Up until I was in my late teens, we lived an upper-middle class life. My father was a self-made man and, although often absent from the dinner table for work, he made sure to provide many wonderful things. Just on the cusp of 20, I was newly married and a mom of one, with another babe soon to arrive. As the gods would have it, that child – our son – was not destined for long on this earth and soon died.
In our journeys of grief, so personal and heavy, our marriage suffered such strain. I packed up some things into a backpack and left for a months-long journey across Canada, running from something that was so deep inside of me. When I returned, our marriage ended and I became a young single mom, in an apartment, attending school and volunteering. My soul had come to a peace about the death of my son and I felt strong. I felt rich in blessings, even though I couldn’t afford gas for our car and we bicycled everywhere. I felt somehow free.
That winter, my child and I stepped outside and there on our porch was a beautiful box of fruit, cookies, a ham, a toy and a few other items. I remember now, as I write, feeling so cared for, in that someone cared for us the way we cared for others too. I dropped my child off at the university daycare and cycled to my adult literacy volunteer position and gushed to a peer about this amazing box! Her nonchalance rivelled my excitement and she casually offered “Yeah, that’s a food hamper.” I was intrigued, having never heard of this before. “What’s a ‘food hamper”?” I asked. “A ‘FOOD HAMPER’,” she repeated, slower and louder, as though my grasp of the English language was now failing me too. “They give them out at Christmas time, to people who are poor.” My knees felt week and I wanted to throw up. We weren’t poor.

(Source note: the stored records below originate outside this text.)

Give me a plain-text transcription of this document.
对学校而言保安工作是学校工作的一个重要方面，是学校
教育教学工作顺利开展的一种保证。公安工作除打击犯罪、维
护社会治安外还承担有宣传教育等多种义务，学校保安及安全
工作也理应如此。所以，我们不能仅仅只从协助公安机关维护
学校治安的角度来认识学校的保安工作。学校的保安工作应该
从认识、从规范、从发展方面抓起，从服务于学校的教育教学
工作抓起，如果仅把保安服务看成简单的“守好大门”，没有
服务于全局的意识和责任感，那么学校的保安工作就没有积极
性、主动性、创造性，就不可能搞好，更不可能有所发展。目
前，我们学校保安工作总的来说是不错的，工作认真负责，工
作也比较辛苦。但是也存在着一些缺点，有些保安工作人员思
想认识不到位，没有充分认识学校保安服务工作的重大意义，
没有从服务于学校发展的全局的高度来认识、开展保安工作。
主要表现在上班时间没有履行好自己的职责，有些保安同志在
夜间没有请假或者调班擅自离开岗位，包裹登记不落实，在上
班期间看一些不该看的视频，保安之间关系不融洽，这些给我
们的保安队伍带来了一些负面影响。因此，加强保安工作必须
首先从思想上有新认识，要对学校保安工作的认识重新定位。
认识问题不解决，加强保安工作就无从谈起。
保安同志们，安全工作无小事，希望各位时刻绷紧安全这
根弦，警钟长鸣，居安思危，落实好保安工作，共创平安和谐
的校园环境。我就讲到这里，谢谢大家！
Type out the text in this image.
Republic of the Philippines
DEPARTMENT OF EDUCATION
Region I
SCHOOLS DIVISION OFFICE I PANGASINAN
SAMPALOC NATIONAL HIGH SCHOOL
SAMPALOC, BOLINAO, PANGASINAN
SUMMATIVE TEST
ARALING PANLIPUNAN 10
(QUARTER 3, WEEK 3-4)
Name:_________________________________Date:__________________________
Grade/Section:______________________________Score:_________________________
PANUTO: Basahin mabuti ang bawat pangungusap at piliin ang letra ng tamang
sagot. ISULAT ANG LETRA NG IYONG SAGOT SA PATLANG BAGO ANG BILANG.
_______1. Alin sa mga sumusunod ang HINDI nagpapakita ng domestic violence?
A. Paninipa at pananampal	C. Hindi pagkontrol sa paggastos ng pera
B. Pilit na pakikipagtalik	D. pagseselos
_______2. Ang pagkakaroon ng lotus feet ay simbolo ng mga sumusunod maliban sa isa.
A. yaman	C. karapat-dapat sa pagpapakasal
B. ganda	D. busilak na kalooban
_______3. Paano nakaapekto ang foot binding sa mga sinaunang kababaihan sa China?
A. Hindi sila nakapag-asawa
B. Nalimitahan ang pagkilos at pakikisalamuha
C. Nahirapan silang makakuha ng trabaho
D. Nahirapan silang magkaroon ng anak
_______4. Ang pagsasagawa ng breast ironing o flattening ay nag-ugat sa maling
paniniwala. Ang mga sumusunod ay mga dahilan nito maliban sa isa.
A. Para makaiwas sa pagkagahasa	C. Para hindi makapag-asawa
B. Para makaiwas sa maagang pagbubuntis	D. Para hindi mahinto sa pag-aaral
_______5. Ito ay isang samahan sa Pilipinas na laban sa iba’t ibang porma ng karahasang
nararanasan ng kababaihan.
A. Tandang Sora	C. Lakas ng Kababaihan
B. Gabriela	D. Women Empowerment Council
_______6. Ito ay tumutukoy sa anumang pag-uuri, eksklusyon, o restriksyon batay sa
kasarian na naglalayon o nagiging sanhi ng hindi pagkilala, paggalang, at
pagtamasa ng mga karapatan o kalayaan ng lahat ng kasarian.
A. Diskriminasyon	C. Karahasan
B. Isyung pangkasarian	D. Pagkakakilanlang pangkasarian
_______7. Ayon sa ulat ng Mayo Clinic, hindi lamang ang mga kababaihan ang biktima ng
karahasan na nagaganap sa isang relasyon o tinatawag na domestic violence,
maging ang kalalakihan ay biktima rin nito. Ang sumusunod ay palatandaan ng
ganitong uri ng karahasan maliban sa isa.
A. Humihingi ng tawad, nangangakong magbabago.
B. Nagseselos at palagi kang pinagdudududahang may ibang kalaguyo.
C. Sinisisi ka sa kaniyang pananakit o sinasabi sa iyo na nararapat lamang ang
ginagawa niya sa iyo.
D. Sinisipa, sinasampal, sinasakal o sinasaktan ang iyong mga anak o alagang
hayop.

Or were we?
In those few words, that beautiful act of caring, that left me feeling empowered and cared for was reframed as an exercise of charity for those who are “poor”.

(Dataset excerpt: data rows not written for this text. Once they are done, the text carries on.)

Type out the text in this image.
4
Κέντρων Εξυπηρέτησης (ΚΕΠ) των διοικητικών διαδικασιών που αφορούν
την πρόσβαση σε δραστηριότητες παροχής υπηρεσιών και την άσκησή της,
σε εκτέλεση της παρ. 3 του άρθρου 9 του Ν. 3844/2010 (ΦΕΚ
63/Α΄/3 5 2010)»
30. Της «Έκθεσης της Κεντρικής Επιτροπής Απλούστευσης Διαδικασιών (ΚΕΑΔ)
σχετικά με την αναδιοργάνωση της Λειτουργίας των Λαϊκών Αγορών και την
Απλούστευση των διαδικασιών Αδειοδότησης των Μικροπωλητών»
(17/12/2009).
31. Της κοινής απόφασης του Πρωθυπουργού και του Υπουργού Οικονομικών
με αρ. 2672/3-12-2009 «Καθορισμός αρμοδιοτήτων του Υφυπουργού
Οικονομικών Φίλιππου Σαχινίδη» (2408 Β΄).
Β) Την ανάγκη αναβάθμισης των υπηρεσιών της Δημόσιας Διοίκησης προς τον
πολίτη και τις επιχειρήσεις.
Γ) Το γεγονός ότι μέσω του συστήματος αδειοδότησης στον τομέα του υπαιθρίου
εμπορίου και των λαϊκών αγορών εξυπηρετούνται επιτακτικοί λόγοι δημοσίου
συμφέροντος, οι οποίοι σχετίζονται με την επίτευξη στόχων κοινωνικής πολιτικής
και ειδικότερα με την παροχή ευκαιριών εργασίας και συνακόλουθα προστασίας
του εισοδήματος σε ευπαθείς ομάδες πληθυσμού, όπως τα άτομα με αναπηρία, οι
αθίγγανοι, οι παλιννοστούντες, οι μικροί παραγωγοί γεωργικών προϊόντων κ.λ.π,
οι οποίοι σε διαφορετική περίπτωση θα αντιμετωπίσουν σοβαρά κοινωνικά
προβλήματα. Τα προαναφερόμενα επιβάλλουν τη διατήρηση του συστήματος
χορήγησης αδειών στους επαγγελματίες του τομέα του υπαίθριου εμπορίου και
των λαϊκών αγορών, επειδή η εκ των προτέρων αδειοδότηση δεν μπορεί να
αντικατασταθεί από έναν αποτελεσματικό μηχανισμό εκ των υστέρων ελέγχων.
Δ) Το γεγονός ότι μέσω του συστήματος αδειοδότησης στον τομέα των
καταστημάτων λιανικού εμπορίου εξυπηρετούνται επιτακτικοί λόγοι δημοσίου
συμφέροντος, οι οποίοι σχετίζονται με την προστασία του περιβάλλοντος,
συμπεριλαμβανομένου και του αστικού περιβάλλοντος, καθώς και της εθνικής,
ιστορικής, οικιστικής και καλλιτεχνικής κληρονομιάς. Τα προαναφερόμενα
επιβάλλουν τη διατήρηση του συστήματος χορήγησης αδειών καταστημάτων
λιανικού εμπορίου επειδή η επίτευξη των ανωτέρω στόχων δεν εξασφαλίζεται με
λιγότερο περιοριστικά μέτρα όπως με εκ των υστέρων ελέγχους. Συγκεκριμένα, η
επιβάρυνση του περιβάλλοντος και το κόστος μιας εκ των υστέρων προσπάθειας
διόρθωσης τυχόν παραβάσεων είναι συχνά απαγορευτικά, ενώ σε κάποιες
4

As we head into this season of giving, in the unsurety of a looming pandemic, troubling rent and food costs and the traditionally higher rates of suicide, domestic violence and drug overdoses than other times of the year, language is even more important.
Our people need to feel that we support them because we are all in this together and we celebrate what each is doing to make it through this difficult time. Acts of charity can be reframed as offerings of gratitude for one’s resilience.
Speak encouragement for all of us to cross that finish line. Tell folks you’ve been there too. This is the universal language of humanity, compassion and love.
Take good care of each other.
***
Andrea Charest serves as director of It Takes A Village in Listowel.